Si la Fée des champs fut étonnée de l’équipage ridicule de Gangan, celle-ci ne le fut pas moins de rencontrer sa rivale au moment qu’elle s’y attendait le moins.

Elle n’ignorait pas la protection que cette fée avait accordée aux enfants de Pétaud et de Gillette. Mais comme le lieu lui défendait de laisser éclater son ressentiment, elle le dissimula, et affectant un air de politesse mêlée de hauteur :

« Comment, Madame, lui dit-elle, vous êtes-vous résolue à quitter le calme de la campagne pour venir vous confondre dans le tumulte de la cour ? Il faut que vous ayez eu pour cela des raisons bien fortes.

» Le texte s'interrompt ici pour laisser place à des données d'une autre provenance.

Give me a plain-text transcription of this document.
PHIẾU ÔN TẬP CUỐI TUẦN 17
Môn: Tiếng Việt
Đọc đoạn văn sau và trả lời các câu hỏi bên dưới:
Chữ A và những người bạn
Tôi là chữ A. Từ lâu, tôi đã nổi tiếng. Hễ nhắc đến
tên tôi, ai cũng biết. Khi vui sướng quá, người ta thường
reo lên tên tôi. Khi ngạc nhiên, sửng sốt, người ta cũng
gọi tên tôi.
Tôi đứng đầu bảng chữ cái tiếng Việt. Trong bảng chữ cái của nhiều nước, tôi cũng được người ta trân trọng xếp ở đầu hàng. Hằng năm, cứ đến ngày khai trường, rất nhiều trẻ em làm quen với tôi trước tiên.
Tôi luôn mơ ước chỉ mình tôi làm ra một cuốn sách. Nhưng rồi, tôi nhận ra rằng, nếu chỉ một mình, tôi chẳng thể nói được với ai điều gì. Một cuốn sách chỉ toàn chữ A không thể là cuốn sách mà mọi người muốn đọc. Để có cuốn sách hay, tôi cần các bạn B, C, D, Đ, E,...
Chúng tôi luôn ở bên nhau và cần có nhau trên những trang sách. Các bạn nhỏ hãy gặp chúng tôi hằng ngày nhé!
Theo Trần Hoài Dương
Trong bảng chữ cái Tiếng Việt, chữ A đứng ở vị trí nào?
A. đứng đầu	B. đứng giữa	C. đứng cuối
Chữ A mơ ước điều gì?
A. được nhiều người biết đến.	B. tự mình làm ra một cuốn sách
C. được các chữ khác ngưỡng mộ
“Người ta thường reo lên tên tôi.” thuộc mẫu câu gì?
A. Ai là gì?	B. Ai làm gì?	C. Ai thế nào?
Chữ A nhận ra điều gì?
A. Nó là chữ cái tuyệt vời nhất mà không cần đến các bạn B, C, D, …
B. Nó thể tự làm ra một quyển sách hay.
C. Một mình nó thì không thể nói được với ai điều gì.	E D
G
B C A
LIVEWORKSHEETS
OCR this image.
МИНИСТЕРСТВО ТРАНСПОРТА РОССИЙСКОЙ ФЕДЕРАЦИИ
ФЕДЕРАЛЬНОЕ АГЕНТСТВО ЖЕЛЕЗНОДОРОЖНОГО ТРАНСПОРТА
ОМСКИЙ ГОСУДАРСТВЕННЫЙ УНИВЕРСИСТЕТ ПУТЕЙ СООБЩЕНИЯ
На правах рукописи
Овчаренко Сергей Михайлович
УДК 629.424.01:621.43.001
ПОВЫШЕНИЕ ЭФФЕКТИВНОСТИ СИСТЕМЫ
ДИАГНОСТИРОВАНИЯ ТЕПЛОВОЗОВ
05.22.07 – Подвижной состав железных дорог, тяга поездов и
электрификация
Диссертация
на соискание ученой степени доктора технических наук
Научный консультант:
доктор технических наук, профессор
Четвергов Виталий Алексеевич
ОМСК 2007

— Celles qui m’y amènent, interrompit la Fée des champs, ne ressemblent point du tout aux vôtres ; l’intérêt ni l’ambition n’ont jamais été les motifs de ma protection, et je sais ne l’accorder qu’à ceux qui en sont dignes et reconnaissants.

— Je le crois, répondit Gangan ; les dindons et les oies sont bonnes personnes.

— Cela est vrai, reprit vivement la fée, et beaucoup plus que les Gangans, car ils ne sont point injustes ; qu’en dites-vous ? »

La dispute n’en serait pas demeurée là, si l’on n’eût averti la Fée des champs que la reine était seule, et qu’elle voulait lui parler. Ainsi les deux fées se saluèrent et se séparèrent en femmes qui se haïssent parfaitement.